A common refrain in New Orleans is that water flows away from money. From the Crescent City down through the bayou, the communities most vulnerable to floodwaters suffer that vulnerability not simply because of geography and topography, but because of multiple social vulnerabilities. As policymakers in Louisiana implementing the Coastal Master Plan begin to plan for a future of rising seas and sinking land—indeed, as policymakers throughout the region grapple with climate change adaptation—they must do so in a way that deliberately and effectively engages vulnerable communities in the planning process.

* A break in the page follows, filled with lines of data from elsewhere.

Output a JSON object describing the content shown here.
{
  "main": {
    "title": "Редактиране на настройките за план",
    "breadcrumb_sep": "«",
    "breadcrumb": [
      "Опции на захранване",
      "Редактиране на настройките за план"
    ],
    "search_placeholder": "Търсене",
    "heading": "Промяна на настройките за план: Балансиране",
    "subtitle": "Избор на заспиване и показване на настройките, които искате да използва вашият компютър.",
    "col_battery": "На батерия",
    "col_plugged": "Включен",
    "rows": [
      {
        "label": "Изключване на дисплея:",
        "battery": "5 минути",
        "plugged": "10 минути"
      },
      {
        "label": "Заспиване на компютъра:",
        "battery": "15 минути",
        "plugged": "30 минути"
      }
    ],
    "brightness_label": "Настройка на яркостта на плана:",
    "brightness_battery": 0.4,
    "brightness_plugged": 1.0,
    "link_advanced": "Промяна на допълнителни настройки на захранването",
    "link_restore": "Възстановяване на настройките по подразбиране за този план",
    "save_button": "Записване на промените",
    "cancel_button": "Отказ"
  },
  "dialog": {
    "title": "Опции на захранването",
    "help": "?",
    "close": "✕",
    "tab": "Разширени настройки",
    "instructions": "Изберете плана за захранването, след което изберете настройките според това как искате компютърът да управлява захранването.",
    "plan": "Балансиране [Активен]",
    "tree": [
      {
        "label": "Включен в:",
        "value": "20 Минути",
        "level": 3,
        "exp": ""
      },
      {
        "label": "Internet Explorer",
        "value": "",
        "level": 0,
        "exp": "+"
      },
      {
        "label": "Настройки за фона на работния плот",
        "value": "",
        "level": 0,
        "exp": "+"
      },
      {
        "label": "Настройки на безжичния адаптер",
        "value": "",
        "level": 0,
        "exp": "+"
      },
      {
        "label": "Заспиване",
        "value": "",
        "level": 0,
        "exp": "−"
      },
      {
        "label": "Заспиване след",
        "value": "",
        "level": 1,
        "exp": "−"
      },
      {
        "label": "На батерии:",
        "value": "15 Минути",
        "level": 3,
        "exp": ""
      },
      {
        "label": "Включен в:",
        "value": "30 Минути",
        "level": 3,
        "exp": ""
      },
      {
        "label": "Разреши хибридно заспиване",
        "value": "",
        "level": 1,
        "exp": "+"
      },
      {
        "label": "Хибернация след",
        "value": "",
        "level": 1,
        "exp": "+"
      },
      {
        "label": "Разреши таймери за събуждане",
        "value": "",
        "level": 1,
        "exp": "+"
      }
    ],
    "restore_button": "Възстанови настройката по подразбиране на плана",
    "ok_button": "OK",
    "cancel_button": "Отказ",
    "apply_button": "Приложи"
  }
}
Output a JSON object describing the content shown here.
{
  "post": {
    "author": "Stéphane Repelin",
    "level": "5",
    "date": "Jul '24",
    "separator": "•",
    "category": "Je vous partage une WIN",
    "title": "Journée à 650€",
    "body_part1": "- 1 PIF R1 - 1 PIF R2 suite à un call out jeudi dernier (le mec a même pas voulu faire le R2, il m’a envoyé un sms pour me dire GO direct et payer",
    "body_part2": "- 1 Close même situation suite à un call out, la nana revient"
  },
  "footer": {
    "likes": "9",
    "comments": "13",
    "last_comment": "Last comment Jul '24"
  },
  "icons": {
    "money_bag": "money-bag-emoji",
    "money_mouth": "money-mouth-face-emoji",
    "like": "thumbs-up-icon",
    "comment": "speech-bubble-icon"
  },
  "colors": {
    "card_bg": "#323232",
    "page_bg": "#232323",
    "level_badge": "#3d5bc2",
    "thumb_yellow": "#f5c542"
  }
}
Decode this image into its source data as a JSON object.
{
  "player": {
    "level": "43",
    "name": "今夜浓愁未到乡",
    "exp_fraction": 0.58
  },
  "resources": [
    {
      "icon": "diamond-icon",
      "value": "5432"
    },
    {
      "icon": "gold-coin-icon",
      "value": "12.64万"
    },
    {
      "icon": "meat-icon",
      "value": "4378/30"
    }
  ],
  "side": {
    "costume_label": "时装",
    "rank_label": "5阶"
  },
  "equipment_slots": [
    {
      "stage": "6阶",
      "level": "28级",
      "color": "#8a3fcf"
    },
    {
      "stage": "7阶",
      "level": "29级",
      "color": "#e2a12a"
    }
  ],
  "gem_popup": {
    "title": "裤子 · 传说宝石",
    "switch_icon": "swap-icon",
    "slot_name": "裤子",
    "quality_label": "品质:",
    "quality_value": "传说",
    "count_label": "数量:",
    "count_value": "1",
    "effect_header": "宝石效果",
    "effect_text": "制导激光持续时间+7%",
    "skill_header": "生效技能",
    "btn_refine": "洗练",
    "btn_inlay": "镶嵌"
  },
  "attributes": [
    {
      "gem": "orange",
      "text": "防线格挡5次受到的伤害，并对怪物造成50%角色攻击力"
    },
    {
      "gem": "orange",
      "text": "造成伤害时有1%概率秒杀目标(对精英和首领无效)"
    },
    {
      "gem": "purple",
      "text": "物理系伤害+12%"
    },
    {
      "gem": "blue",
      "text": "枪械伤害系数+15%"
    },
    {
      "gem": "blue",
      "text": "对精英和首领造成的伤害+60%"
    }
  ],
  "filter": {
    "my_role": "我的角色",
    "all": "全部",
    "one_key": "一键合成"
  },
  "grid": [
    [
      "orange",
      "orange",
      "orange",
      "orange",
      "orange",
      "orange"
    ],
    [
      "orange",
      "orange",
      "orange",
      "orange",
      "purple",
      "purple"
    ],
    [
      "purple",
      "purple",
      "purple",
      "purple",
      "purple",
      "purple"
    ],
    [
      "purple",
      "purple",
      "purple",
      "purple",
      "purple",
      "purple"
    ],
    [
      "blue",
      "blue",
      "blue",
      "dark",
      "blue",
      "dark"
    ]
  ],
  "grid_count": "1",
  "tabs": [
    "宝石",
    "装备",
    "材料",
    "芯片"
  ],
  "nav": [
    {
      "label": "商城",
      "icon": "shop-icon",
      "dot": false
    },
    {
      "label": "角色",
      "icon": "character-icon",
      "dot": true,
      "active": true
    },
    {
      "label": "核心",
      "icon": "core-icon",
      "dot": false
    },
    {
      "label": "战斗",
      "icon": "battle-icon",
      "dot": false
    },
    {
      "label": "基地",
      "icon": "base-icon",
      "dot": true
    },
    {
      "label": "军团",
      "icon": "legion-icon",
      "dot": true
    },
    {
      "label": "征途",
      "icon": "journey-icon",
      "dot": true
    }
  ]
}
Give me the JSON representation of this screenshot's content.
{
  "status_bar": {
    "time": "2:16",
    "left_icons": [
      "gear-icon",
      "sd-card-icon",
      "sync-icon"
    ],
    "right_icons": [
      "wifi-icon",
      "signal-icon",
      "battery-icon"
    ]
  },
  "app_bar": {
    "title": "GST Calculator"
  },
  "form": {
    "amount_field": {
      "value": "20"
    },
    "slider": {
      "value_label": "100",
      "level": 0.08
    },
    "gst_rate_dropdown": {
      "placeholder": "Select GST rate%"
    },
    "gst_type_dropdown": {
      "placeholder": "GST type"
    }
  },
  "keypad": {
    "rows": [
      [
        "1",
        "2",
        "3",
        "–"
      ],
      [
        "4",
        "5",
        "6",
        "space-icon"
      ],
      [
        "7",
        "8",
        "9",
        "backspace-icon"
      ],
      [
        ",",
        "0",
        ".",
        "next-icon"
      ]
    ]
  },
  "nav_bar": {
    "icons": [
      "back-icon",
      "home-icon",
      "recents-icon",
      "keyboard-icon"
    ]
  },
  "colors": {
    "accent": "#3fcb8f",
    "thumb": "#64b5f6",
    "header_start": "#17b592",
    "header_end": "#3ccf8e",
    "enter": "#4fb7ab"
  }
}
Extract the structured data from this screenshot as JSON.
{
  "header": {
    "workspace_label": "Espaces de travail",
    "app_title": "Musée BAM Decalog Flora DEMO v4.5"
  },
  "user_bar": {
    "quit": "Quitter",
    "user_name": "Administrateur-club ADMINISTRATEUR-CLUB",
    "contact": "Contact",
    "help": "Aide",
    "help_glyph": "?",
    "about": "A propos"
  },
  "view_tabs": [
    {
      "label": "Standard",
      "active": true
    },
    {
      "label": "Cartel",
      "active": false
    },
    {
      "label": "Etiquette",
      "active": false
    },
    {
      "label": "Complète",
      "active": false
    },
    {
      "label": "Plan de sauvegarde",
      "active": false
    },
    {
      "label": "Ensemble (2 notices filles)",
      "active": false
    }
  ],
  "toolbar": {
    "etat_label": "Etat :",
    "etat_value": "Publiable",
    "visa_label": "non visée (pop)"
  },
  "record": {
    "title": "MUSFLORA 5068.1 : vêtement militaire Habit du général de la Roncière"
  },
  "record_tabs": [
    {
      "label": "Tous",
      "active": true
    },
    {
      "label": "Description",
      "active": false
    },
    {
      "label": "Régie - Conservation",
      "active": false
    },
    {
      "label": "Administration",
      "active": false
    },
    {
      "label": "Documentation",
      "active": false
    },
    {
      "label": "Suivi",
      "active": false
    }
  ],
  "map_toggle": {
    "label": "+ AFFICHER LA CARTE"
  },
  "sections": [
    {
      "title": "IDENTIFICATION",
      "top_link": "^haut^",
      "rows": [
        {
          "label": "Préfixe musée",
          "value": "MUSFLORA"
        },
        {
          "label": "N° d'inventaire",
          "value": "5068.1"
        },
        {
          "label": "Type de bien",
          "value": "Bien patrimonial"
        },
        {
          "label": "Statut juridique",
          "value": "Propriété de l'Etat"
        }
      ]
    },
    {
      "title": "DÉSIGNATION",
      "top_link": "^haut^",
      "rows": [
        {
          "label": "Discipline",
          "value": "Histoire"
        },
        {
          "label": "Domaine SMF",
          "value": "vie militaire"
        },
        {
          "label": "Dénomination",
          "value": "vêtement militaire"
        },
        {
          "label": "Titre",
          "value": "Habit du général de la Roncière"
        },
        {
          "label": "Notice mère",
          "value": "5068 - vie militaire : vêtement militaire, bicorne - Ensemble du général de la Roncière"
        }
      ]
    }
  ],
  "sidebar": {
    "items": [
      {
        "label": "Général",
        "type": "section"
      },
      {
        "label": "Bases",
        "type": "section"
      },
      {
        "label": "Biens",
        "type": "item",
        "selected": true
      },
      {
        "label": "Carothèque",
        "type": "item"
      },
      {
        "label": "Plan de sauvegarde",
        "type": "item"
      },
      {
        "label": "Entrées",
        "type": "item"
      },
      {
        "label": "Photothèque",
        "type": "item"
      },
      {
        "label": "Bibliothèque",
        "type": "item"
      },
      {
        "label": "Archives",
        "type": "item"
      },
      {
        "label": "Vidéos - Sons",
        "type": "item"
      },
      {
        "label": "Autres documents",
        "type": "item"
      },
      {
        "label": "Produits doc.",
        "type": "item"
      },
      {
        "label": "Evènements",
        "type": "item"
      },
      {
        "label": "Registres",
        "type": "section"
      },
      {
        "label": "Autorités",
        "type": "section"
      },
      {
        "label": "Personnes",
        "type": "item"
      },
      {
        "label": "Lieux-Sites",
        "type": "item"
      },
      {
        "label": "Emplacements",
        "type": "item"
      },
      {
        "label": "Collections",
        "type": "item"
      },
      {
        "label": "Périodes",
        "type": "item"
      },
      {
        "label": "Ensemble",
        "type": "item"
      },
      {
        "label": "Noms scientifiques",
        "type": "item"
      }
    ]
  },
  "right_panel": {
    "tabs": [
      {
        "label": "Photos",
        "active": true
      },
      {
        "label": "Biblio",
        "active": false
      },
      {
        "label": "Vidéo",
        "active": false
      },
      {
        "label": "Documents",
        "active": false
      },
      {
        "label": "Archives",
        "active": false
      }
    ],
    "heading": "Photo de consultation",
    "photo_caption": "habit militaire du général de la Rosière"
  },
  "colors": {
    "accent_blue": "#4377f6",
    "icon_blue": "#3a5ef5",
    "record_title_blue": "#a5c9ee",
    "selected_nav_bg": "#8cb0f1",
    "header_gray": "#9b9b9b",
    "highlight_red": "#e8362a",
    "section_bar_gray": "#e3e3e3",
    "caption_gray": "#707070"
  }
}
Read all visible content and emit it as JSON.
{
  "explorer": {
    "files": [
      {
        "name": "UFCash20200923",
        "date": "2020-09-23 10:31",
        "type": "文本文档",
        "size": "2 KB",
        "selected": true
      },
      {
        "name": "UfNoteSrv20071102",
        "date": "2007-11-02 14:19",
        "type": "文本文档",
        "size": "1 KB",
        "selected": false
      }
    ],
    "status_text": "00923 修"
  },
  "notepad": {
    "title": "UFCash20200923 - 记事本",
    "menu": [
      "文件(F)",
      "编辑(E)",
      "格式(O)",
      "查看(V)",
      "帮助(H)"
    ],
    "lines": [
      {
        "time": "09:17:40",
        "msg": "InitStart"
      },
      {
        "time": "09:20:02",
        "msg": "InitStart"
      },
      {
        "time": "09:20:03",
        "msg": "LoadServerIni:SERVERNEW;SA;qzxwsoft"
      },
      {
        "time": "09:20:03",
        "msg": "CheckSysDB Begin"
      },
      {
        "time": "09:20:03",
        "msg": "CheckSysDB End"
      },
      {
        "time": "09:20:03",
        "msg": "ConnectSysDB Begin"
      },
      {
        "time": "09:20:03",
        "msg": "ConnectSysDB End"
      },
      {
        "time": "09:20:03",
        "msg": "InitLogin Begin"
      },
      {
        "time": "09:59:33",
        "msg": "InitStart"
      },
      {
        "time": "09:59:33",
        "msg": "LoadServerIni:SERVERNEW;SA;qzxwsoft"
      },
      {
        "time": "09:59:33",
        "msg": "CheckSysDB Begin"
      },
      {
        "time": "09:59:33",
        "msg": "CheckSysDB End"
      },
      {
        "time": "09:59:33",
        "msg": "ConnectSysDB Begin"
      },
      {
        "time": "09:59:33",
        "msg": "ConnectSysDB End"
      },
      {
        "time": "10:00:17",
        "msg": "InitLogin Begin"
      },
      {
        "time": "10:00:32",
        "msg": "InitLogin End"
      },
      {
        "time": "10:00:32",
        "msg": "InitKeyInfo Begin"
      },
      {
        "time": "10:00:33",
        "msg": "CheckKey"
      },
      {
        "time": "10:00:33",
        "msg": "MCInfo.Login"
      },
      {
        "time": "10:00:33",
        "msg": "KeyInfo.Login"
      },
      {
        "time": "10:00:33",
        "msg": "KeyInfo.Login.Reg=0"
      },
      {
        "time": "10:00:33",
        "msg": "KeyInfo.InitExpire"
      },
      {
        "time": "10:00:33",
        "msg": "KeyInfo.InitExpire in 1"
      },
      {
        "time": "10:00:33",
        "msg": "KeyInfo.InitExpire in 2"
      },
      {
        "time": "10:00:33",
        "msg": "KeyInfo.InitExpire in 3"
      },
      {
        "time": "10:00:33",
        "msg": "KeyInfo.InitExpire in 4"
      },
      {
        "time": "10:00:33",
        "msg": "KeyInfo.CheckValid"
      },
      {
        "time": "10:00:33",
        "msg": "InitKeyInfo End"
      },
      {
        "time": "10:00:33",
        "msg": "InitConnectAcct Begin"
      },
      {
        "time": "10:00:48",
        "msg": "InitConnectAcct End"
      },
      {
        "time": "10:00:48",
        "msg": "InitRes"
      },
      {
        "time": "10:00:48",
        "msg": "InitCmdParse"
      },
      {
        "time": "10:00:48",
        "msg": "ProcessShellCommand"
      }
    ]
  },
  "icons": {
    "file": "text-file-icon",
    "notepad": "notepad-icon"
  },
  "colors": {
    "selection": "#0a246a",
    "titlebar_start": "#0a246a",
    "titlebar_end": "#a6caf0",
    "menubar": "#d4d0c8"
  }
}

While efforts to slow and prevent climate change are vital, another important avenue for communities and policymakers is adaptation to what can no longer be prevented. With that in mind, a new CPR paper explores a number of community-level strategies for adaptation, with a special focus on how those strategies are designed to ensure the individuals and communities they are meant to protect have a say in their design and implementation.
Rather than focusing on large-scale infrastructure projects like dam- and levee-construction, the paper identifies approaches collectively described as “nonstructural adaptation” — individual- and community-level initiatives like buying out and relocating communities, elevating structures, revising zoning laws, flood-proofing homes, conducting pre-disaster planning and more.
Essential to the effort, write co-authors Carmen Gonzalez, Alice Kaswan, Robert Verchick, Yee Huang, Shawn Bowen, and Nowal Jamhour, is empowering communities, particularly ones that are already vulnerable for social and economic reasons, by ensuring that they are part of the planning process.
“Including residents and grassroots advocates in the planning and development process will help ensure that the programs reach all communities, including those most in need” co-author and CPR President Robert Verchick observed in releasing the paper. "In order for any approach to be successful, local, state, and federal leaders must also make funding a high priority.”